Suspicions, but No Investigation into ex-Spanish King Juan Carlos

Posted on the 05 August 2020 by Harsh Sharma @harshsharma9619

(Madrid) To date, no investigation has targeted the ex-king Juan Carlos who went into exile, the Spanish government stressed on Wednesday, even if the Spanish and Swiss courts are examining their bank accounts after the revelations from a former mistress.

Posted on August 5 2020 at 11 h 21

Patrick RAHIR
France Media Agency

“The King Emeritus does not flee anything since he is not involved in any affair,” M told reporters Carmen Calvo, number two in the government, in response to anti-monarchist formations who accuse Juan Carlos of fleeing justice.

The leader of the radical left-wing Podemos party, Pablo Iglesias, who is a member of the government, had just declared “unacceptable” that the former monarch, whose whereabouts are still unknown after Monday's announcement of his departure from Spain, “do not be in his country to face his people”.

In fact, contrary to Pablo Iglesias asserted, no investigation officially targets Juan Carlos. But Swiss and Spanish prosecutors are looking into her fortune following allegations by former mistress Corinna Larsen.

Secret accounts

In recordings made apparently without her knowledge and broadcast in 2015 by Spanish media, Corinna, who prefers to use the name of a former husband, zu Sayn-Wittgenstein, ensured that the ex-king had secret accounts in Switzerland and had received a large commission for the award to Spanish companies of a contract to build a high-speed train speed in Saudi Arabia in 2011.

In March, the Tribune de Genève revealed that in 450 King Abdullah of Saudi Arabia had paid 100 millions of dollars in the account at the Swiss bank Mirabaud of a Panamanian foundation of which Juan Carlos was a beneficiary.

According to this Swiss newspaper, the former sovereign shot at this account until it was closed in 2011 and donates the balance – either 65 millions of euros – to Corinna Larsen who then has it placed in the Bahamas.

The Tribune 2020 states that a Geneva prosecutor opened in 2018 a criminal investigation for “suspicion of money laundering” on these transactions and indicted Corinna Larsen, the Mirabaud bank , a lawyer and a businessman, but not Juan Carlos.

According to the newspaper El Pais 2020, Larsen told Swiss investigators that the king gave him this gift “out of love and gratitude” and not to hide the money.

Swiss justice refuses to comment on this case, which its Spanish counterpart took up in turn in September 2018 to investigate the TGV contract.

Difficult to prove

Last June, prosecutors from the Supreme Court, the only one empowered to try a former monarch, announced that they were seeking to determine whether there had been “an offense of corruption in international transactions” and whether Juan Carlos could be responsible for it.
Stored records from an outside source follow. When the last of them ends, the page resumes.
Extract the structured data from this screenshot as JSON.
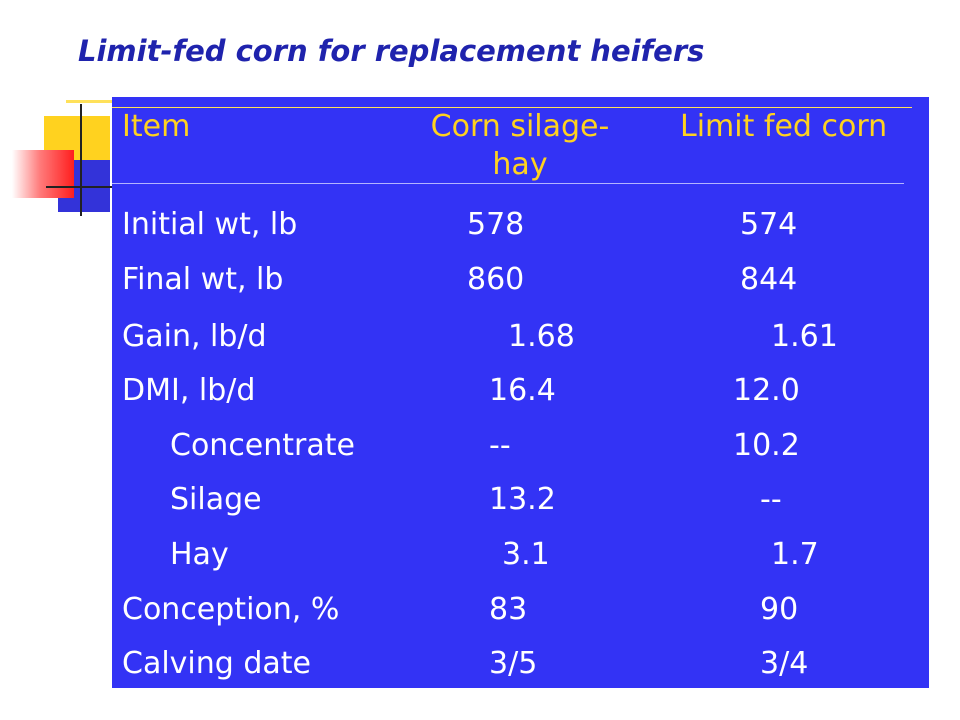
{
  "slide": {
    "title": "Limit-fed corn for replacement heifers"
  },
  "table": {
    "columns": [
      "Item",
      "Corn silage-hay",
      "Limit fed corn"
    ],
    "rows": [
      {
        "item": "Initial wt, lb",
        "corn_silage_hay": "578",
        "limit_fed_corn": "574"
      },
      {
        "item": "Final wt, lb",
        "corn_silage_hay": "860",
        "limit_fed_corn": "844"
      },
      {
        "item": "Gain, lb/d",
        "corn_silage_hay": "1.68",
        "limit_fed_corn": "1.61"
      },
      {
        "item": "DMI, lb/d",
        "corn_silage_hay": "16.4",
        "limit_fed_corn": "12.0"
      },
      {
        "item": "Concentrate",
        "corn_silage_hay": "--",
        "limit_fed_corn": "10.2"
      },
      {
        "item": "Silage",
        "corn_silage_hay": "13.2",
        "limit_fed_corn": "--"
      },
      {
        "item": "Hay",
        "corn_silage_hay": "3.1",
        "limit_fed_corn": "1.7"
      },
      {
        "item": "Conception, %",
        "corn_silage_hay": "83",
        "limit_fed_corn": "90"
      },
      {
        "item": "Calving date",
        "corn_silage_hay": "3/5",
        "limit_fed_corn": "3/4"
      }
    ]
  },
  "colors": {
    "title": "#1f23ad",
    "panel": "#3333f5",
    "header_text": "#ffd21f",
    "body_text": "#ffffff"
  }
}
Corruption is one of the most difficult crimes to prove, according to sources from the prosecution.

Difficult in any case to see in the Saudi donation of 450 a bribe for a contract which was not won until three years later by the Spanish consortium. The TGV line of 100 km between Medina and Mecca was inaugurated in 2018.

According to these sources, investigators looking into accounts in Switzerland could follow two other leads: money laundering and tax evasion.

Capital can only be laundered if its origin is illicit, point out these sources.

Even if it was shown that Juan Carlos received millions from the Gulf monarchies, from Kuwait to Oman via Saudi Arabia, as the press assures us, it remains to be proven that he does not it is not about gifts without consideration, that is to say legal.

If justice were to demonstrate the opposite, the king would still have to use these funds – by investing them or transferring them from one bank to another – after his abdication in June 2014. Prior to this date, all of his actions were covered by royal immunity.

There remains the track of tax fraud. If the former monarch had placed his fortune abroad without declaring it, the Spanish authorities could go back to 2014 for the 'charge of fraud, the statute of limitations being five years.

No investigation, therefore, but enough suspicion for the head of government Pedro Sanchez to say he was “troubled” in early June by “worrying information”.

On August 3, King Felipe VI let it be known that his father was leaving Spain because of the “public consequences of certain past events in [sa] private life”.